Native to the Mediterranean Sea and the Atlantic Ocean, the seabass is a highly valued fish. It has a grayish back, a whitish belly and a White meat with a lower percentage of fat than other white fish. Sea bass can be cooked in many ways; Today in Cooking Recipes we do it baked.
La lubina in the oven cooks quickly. However, we wanted to accompany it with baked potatoes and onion, ingredients that slightly lengthen the process. If we want the potatoes to be tender when serving the sea bass, we will have to bake them in advance for a few minutes. The wait is worth it.
- 1 sea bass
- 3 Potatoes
- 1 Onion
- 2 cloves of garlic
- White wine
- Water
- Sal Island
- Olive oil
- Pinions (optional)
- We wash and peel the potatoes. The we cut into thin slices and we place them in a baking dish.

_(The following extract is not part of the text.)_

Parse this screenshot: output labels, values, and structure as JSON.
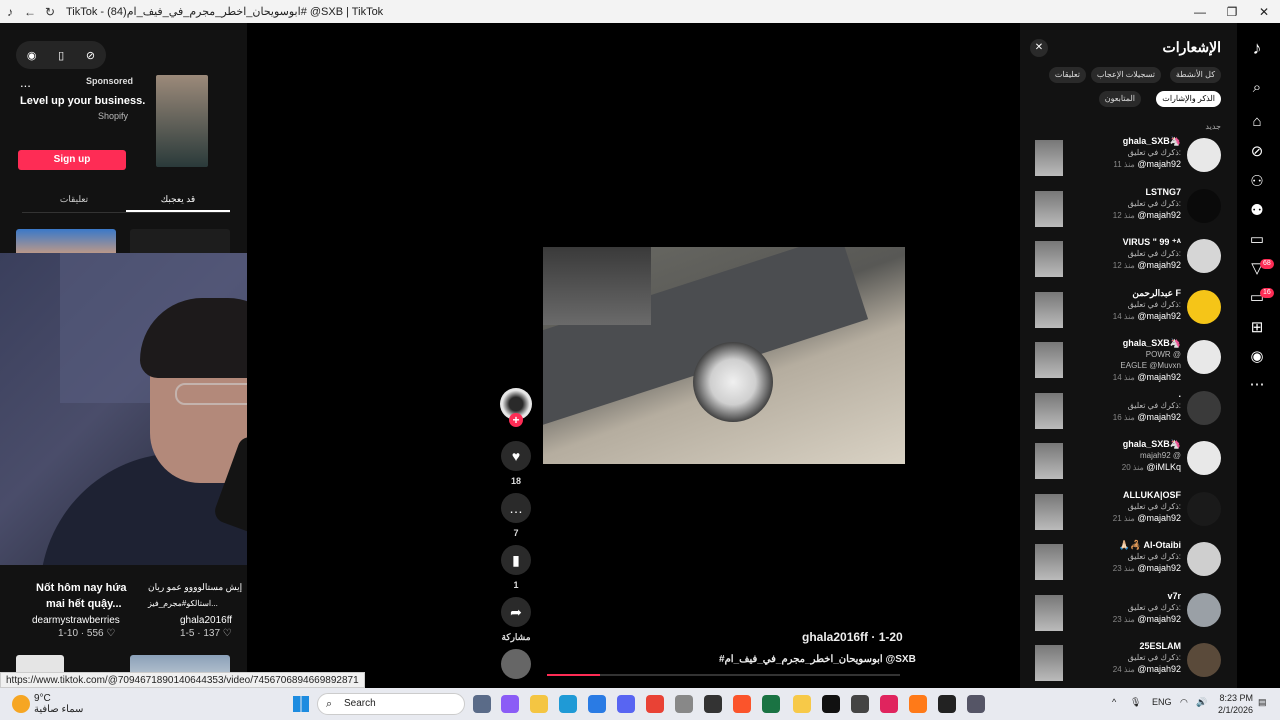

- We cut the julienned onion and we place it in the baking dish, like the potatoes.
- Add a splash of olive oil and a pinch of salt to the source. We remove the potatoes and onion with our hands so that they permeate well.
- We put in the oven at 190º for 10-15 minutes.
- Meanwhile, we open the sea bass on the back and clean it (remove the head if we want).
- We make a mess with the garlic cloves and rub the sea bass with it. Lightly salt the fish.
- We remove the tray of potatoes from the oven and place the sea bass on top. We pour a drizzle of oil on top, the glass of white wine and return to the oven.
- We cook for approximately 20-30 minutes. During the process it is interesting to wet the sea bass with the juices so that it does not dry out.